A devolução do manto Tupinambá às terras brasileiras, após passar quatro séculos no Museu Nacional da Dinamarca, gerou comoção nas comunidades indígenas e muita curiosidade na sociedade. Feita com penas de pássaro-guará e fios de algodão, a peça foi confeccionada entre os séculos XVI e XVII no Brasil e depois levada pelos colonizadores.
Para o Correspondência, especialistas comentam a importância cultural, política e social da peça. Na tradição indígena, o manto Tupinambá é uma forma de demonstrar autoridade política. Pode ser utilizado em cerimônias especiais e também em rituais espirituais. Seu uso só é permitido por membros de alto escalão da comunidade indígena, como xamãs e caciques. “Nunca falam da história do povo originário, os Tupinambás. Quando nós, povos indígenas, procuramos as nossas histórias, vasculhamos os nossos baús de tesouro, encontramos a maior parte do nosso património cultural em solo europeu. É a primeira vez na história que os povos indígenas têm acesso aos seus antepassados e podem contar, através da escuta sensível, sobre o seu povo e falar sobre o seu território de origem”, declara a liderança indígena Glicéria Tupinambá, da Terra Indígena de Olivença, na Bahia.
Glicéria, que é antropóloga, explica que seu povo foi um dos primeiros a ser colonizado, pois fica na faixa costeira do país, por onde chegavam os barcos. Segundo ela, os colonizadores retiraram as capas dos indígenas como forma de mostrar que estavam “catequizados”.
Segundo o historiador Crenivaldo Veloso, que também trabalha no Museu Nacional, no Rio de Janeiro, para onde foi levado o manto, o artigo indígena relembra tempos em que o Brasil era predominantemente indígena. “Esse manto Tupinambá é um exemplo de um Brasil que é território indígena e que a sociedade brasileira contemporânea precisa reconhecer. Representa uma antiguidade, protagonista e presença ativa na construção da história do país. É também uma prática de releitura e crítica das experiências coloniais porque a forma como estes seres sagrados foram parar aos museus tem sido alvo de críticas e de revisão histórica. Simboliza uma vitória do movimento indígena brasileiro”, avalia.

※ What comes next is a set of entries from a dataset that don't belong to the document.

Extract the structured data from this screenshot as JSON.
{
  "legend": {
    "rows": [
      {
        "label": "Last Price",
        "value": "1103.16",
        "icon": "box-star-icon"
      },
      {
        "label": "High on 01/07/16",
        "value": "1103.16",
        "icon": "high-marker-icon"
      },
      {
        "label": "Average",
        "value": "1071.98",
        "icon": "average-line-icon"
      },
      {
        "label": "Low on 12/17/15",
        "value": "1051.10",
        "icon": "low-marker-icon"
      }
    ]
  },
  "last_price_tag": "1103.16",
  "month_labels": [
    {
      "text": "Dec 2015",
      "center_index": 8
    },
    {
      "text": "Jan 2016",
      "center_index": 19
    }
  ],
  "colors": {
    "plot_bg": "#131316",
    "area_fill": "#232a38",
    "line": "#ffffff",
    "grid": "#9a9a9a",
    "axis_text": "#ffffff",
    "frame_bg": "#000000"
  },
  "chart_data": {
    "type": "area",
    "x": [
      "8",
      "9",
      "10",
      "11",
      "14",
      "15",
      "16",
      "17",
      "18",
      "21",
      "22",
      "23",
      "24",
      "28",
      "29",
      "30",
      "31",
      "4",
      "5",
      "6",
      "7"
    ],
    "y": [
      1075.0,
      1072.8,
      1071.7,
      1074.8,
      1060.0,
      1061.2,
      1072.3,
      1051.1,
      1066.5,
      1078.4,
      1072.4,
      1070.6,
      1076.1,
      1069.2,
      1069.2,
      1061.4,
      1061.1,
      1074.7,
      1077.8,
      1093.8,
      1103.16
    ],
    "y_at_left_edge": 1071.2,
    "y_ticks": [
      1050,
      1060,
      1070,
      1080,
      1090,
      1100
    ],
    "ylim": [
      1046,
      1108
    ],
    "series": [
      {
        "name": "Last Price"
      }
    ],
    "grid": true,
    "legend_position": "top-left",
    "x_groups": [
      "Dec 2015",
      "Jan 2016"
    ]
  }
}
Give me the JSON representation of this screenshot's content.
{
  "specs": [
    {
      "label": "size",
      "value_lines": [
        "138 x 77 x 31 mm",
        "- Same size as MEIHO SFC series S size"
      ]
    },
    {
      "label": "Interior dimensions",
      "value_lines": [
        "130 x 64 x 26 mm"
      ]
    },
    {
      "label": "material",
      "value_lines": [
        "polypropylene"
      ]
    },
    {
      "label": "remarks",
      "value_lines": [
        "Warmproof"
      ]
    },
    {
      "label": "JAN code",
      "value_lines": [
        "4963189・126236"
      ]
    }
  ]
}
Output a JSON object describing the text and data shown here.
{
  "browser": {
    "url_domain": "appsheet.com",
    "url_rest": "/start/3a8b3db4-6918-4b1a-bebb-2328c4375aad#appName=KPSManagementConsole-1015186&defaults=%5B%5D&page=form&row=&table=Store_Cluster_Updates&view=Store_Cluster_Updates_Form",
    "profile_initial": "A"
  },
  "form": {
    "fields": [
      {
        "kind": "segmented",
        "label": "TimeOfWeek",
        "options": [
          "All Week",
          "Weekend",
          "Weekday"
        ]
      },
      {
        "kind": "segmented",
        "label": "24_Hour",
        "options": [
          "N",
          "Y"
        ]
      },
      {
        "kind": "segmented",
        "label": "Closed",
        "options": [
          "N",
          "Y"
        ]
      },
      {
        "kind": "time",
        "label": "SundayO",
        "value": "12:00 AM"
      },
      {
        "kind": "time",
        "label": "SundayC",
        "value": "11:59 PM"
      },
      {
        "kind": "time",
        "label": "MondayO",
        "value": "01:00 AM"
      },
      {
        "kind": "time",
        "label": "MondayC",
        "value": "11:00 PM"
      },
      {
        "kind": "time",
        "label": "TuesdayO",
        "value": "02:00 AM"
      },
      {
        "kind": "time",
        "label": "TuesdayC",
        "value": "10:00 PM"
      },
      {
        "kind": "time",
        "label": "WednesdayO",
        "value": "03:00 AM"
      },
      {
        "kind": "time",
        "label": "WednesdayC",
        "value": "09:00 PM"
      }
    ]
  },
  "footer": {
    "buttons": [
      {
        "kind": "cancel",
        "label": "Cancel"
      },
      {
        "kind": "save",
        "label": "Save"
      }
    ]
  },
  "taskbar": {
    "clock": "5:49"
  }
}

O retorno da peça ao Brasil teve uma longa trajetória. A antropóloga explica que, desde 2000, a história dos mantos foi revivida, mas não se sabia onde estavam. Estudando a própria cultura com os antepassados, em 2007, a indígena confeccionou um manto baseado no que foi descrito pela tribo. Mas ela conta que só em 2018 conheceu, pessoalmente, pela primeira vez, um manto Tupinambá extraído do Brasil. Ele estava na França e foi como um “sinal”, segundo ela, para procurar mais peças como essa pelo mundo.
Ao realizar pesquisas para o mestrado em mantos, Glicéria começou a procurar a peça em outros países e localizou algumas na Itália, Suíça, Bélgica e Dinamarca. Neste último país, ela diz que o manto “falou” com ela e “disse” que estava “pronto” para ser “levado para casa”. Assim, junto com uma carta que o povo Tupinambá já havia enviado na década de 2000, o Museu Nacional Brasileiro solicitou a peça. Desde junho do ano passado começou o processo de envio do manto indígena.
Ancestralidade
Para os Tupinambás, os mantos são como entidades ancestrais, que carregam a memória das histórias que viveram e também podem ser masculinos ou femininos. O manto enviado pela Dinamarca, segundo Glicéria, é feminino. Foi confeccionado e utilizado pelas mulheres Tupinambá e há evidências de seu uso em pinturas e registros históricos da época colonial. “É incrível, fantástico. Só para nós, que pertencemos ao povo, que temos cultura para entender. Saímos do nosso território e chegamos diante de um ancestral que te reconhece como parente de sangue, que tem memória de tantos anos. Tem mantos que têm 400, 600 anos, são muito antigos e guardam fragmentos de memória. Para mim isso é incrível”, diz emocionada a indígena.
Glicéria afirma que não há intenção de trazer outro manto para o Brasil agora. Segundo ela, é preciso tempo para que o manto Tupinambá seja recebido, passe pelos ritos indígenas e também comece a ser conhecido pela sociedade no Museu Nacional. Agora é a hora de valorizar as conquistas dos povos indígenas. Veloso vê a retomada do manto indígena como um momento simbólico.
“O manto é um marco ancestral. É como uma oposição ao marco temporal”, declara, referindo-se às recentes discussões no Congresso Nacional e no Supremo Tribunal Federal sobre a tese que afirma que apenas áreas indígenas são aquelas que já haviam sido demarcadas em 1988. O historiador acredita que cultura indígena é “algo em movimento”, como mostra o ressurgimento de um manto até então desconhecido.